Bu yazımızda uygulamada sıklıkla karşımıza çıkan simsarlık sözleşmeleri ele alınacak, kanun maddeleri ve uygulamada öne çıkan özellikler ışığında açıklanacak ve bu sözleşme türünün birbirinden farklı yönleri ortaya konacaktır.
Simsarlık Sözleşmesi Nedir?
Simsarlık sözleşmesi, simsar ile iş sahibi arasında düzenlenen ve simsarın iş sahibi ile üçüncü bir kişi arasında sözleşme kurulmasına veya sözleşme kurulması imkanı sağlamasını üstlenmenin karşılığında bir ücrete hak kazandığı sözleşme türüdür. Simsarlık tabirinin dışında eski kanun hükümlerinde tellallık veya gündelik hayatta aracılık tabiri de kullanılmaktadır.

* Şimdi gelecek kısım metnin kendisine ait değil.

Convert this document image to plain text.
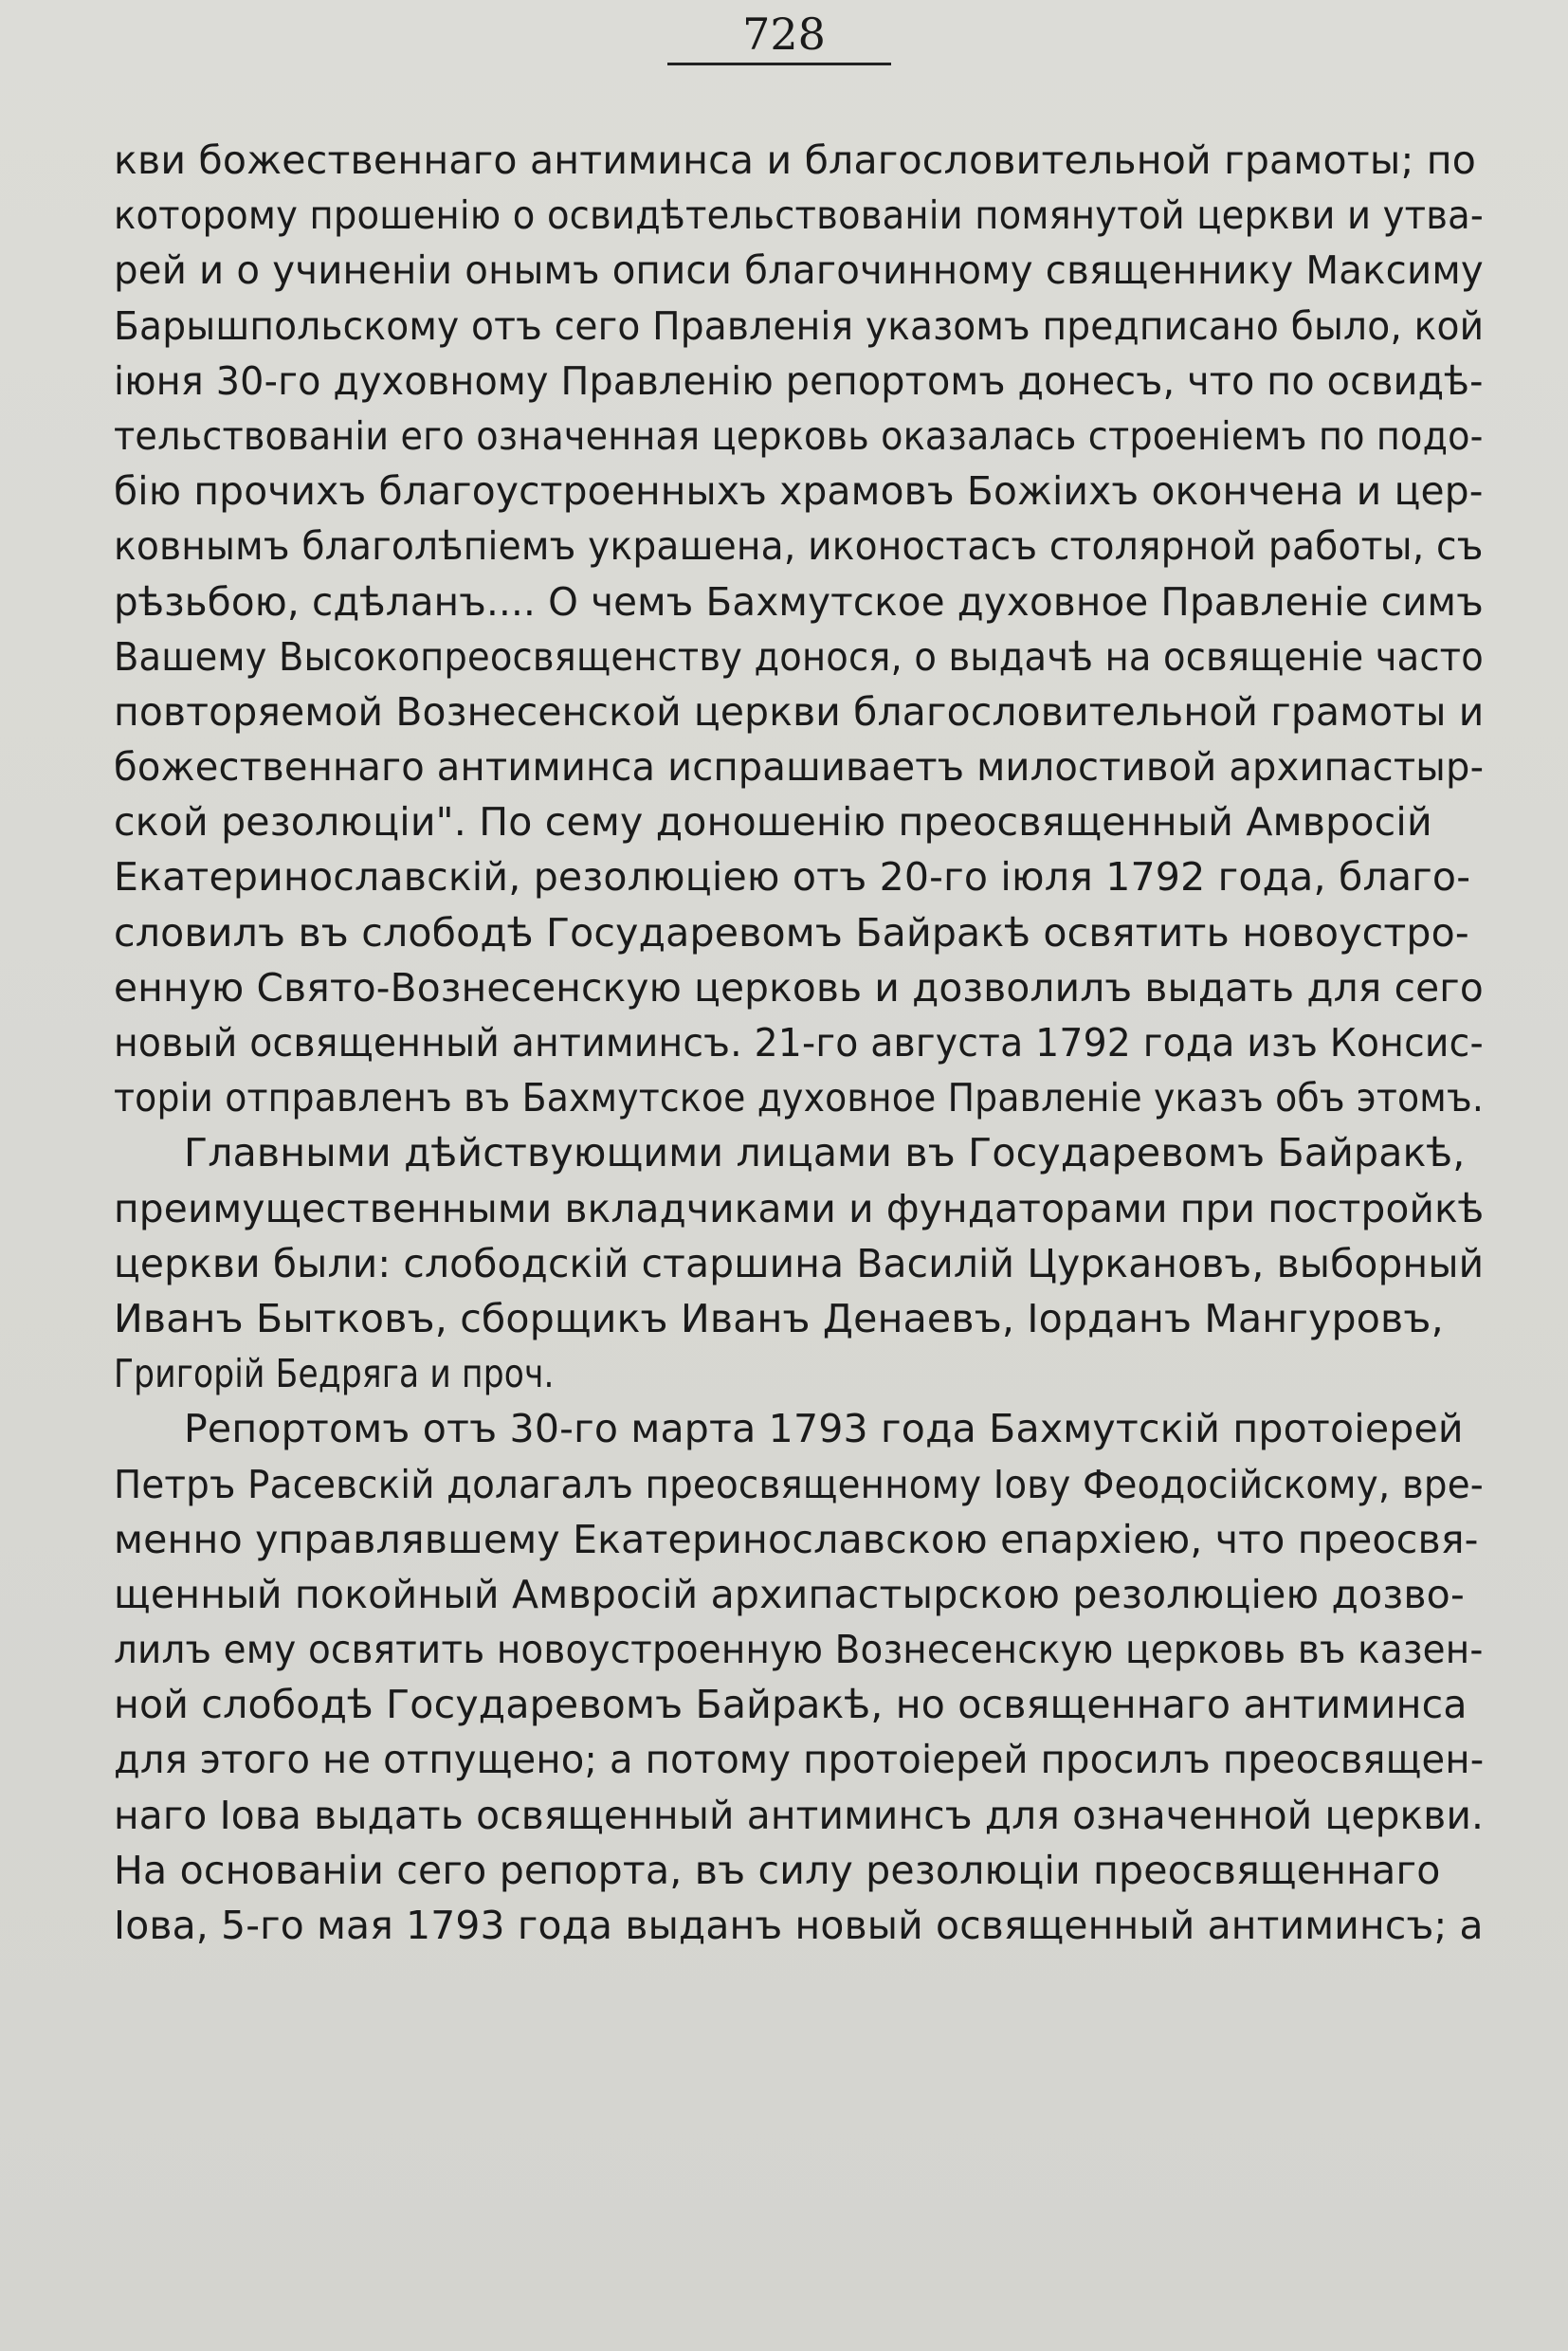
728
кви божественнаго антиминса и благословительной грамоты; по
которому прошенію о освидѣтельствованіи помянутой церкви и утва-
рей и о учиненіи онымъ описи благочинному священнику Максиму
Барышпольскому отъ сего Правленія указомъ предписано было, кой
іюня 30-го духовному Правленію репортомъ донесъ, что по освидѣ-
тельствованіи его означенная церковь оказалась строеніемъ по подо-
бію прочихъ благоустроенныхъ храмовъ Божіихъ окончена и цер-
ковнымъ благолѣпіемъ украшена, иконостасъ столярной работы, съ
рѣзьбою, сдѣланъ.... О чемъ Бахмутское духовное Правленіе симъ
Вашему Высокопреосвященству донося, о выдачѣ на освященіе часто
повторяемой Вознесенской церкви благословительной грамоты и
божественнаго антиминса испрашиваетъ милостивой архипастыр-
ской резолюціи". По сему доношенію преосвященный Амвросій
Екатеринославскій, резолюціею отъ 20-го іюля 1792 года, благо-
словилъ въ слободѣ Государевомъ Байракѣ освятить новоустро-
енную Свято-Вознесенскую церковь и дозволилъ выдать для сего
новый освященный антиминсъ. 21-го августа 1792 года изъ Консис-
торіи отправленъ въ Бахмутское духовное Правленіе указъ объ этомъ.
Главными дѣйствующими лицами въ Государевомъ Байракѣ,
преимущественными вкладчиками и фундаторами при постройкѣ
церкви были: слободскій старшина Василій Цуркановъ, выборный
Иванъ Бытковъ, сборщикъ Иванъ Денаевъ, Іорданъ Мангуровъ,
Григорій Бедряга и проч.
Репортомъ отъ 30-го марта 1793 года Бахмутскій протоіерей
Петръ Расевскій долагалъ преосвященному Іову Феодосійскому, вре-
менно управлявшему Екатеринославскою епархіею, что преосвя-
щенный покойный Амвросій архипастырскою резолюціею дозво-
лилъ ему освятить новоустроенную Вознесенскую церковь въ казен-
ной слободѣ Государевомъ Байракѣ, но освященнаго антиминса
для этого не отпущено; а потому протоіерей просилъ преосвящен-
наго Іова выдать освященный антиминсъ для означенной церкви.
На основаніи сего репорта, въ силу резолюціи преосвященнаго
Іова, 5-го мая 1793 года выданъ новый освященный антиминсъ; а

Simsarlık sözleşmesine ilişkin hükümler 6098 sayılı Türk Borçlar Kanunu m.520 ve devamında düzenlenmiştir.
Simsarlık Sözleşmesinin Unsurları ve Özellikleri Nelerdir?
TBK m.520/1’de simsarlık sözleşmesinin ve simsarlığın tanımı yapılmıştır. Simsarlık sözleşmesine ilişkin diğer hükümler ve içtihat çerçevesinde simsarlık sözleşmesinin unsurları belirlenebilmektedir.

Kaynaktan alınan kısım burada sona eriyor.